Another insight that contributed to Portworx’s success was to not ignore on-prem and view it as just another place to manage data in a multi-cloud environment. This decision to support data services on-prem in addition to public clouds expanded their customer appeal. In this way, Portworx served the existing on-prem market, but continued to benefit from enterprises moving to public clouds.

Powering the Rise of the Individual

The onus of digital transformation rests on the success of DevOps, which is the engine for speed and agility in applications development and operations. Being an IT/DevOps professional is tough & monotonous – the cost of failure is high, but some of the tasks are manual and repetitive. Tasks are managed through Jira or other ticketing systems, which can become overwhelming especially as the number of applications increases. When Gou was the CTO of the data protection division of Dell (post the Ocarina acquisition), he had the insight about making storage programmable and ensuring success for the IT/DevOps practitioner. Portworx targeted the IT/DevOps person who hadn’t benefited directly from the software-driven automation that was revolutionizing application development. The Portworx platform  allowed them to focus on strategic tasks by automating the manual and repetitive daily tasks. Today, IT/DevOps practitioners at leading companies such as gaming platform Roblox, which serves 150 million monthly users, are able to leverage Portworx to scale and put Kubernetes in production.

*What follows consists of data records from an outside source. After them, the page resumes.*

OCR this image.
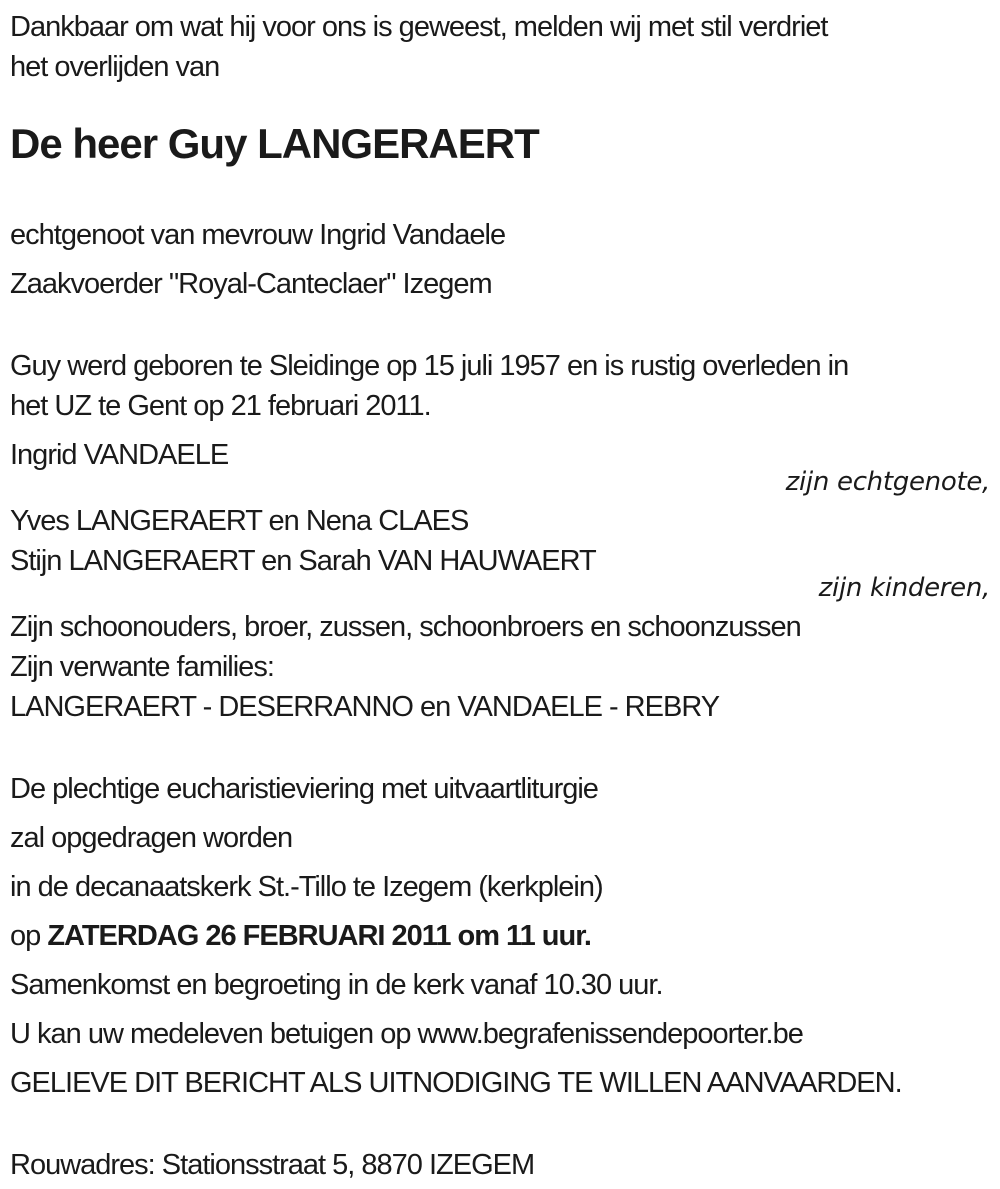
Dankbaar om wat hij voor ons is geweest, melden wij met stil verdriet
het overlijden van
De heer Guy LANGERAERT
echtgenoot van mevrouw Ingrid Vandaele
Zaakvoerder "Royal-Canteclaer" Izegem
Guy werd geboren te Sleidinge op 15 juli 1957 en is rustig overleden in
het UZ te Gent op 21 februari 2011.
Ingrid VANDAELE
zijn echtgenote,
Yves LANGERAERT en Nena CLAES
Stijn LANGERAERT en Sarah VAN HAUWAERT
zijn kinderen,
Zijn schoonouders, broer, zussen, schoonbroers en schoonzussen
Zijn verwante families:
LANGERAERT - DESERRANNO en VANDAELE - REBRY
De plechtige eucharistieviering met uitvaartliturgie
zal opgedragen worden
in de decanaatskerk St.-Tillo te Izegem (kerkplein)
op ZATERDAG 26 FEBRUARI 2011 om 11 uur.
Samenkomst en begroeting in de kerk vanaf 10.30 uur.
U kan uw medeleven betuigen op www.begrafenissendepoorter.be
GELIEVE DIT BERICHT ALS UITNODIGING TE WILLEN AANVAARDEN.
Rouwadres: Stationsstraat 5, 8870 IZEGEM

Mission and values are critical

As a company scales, it is not always easy to stay focused on your true North. Murli and the team baked foundational values into their DNA, which served them well as they grew in employees, customers, partners, revenue and processes. The key pillars that guide them include: being customer first, thinking big, owning it (especially tough problems), winning as a team, and showing caring and humility.

Portworx marks our fourth infrastructure software company in the last year to align with a leader which will lead to a successful financial outcome. We are honored to have partnered with all those founders – Guru Pangal of CloudSimple (acquired by Google), Kumar Ramachandran of CloudGenix (acquired by Palo Alto Networks), Sheng Liang and Shannon Williams of Rancher (pending acquisition by SUSE) and are excited to watch the Portworx team embark on the next phase of their journey with Pure Storage.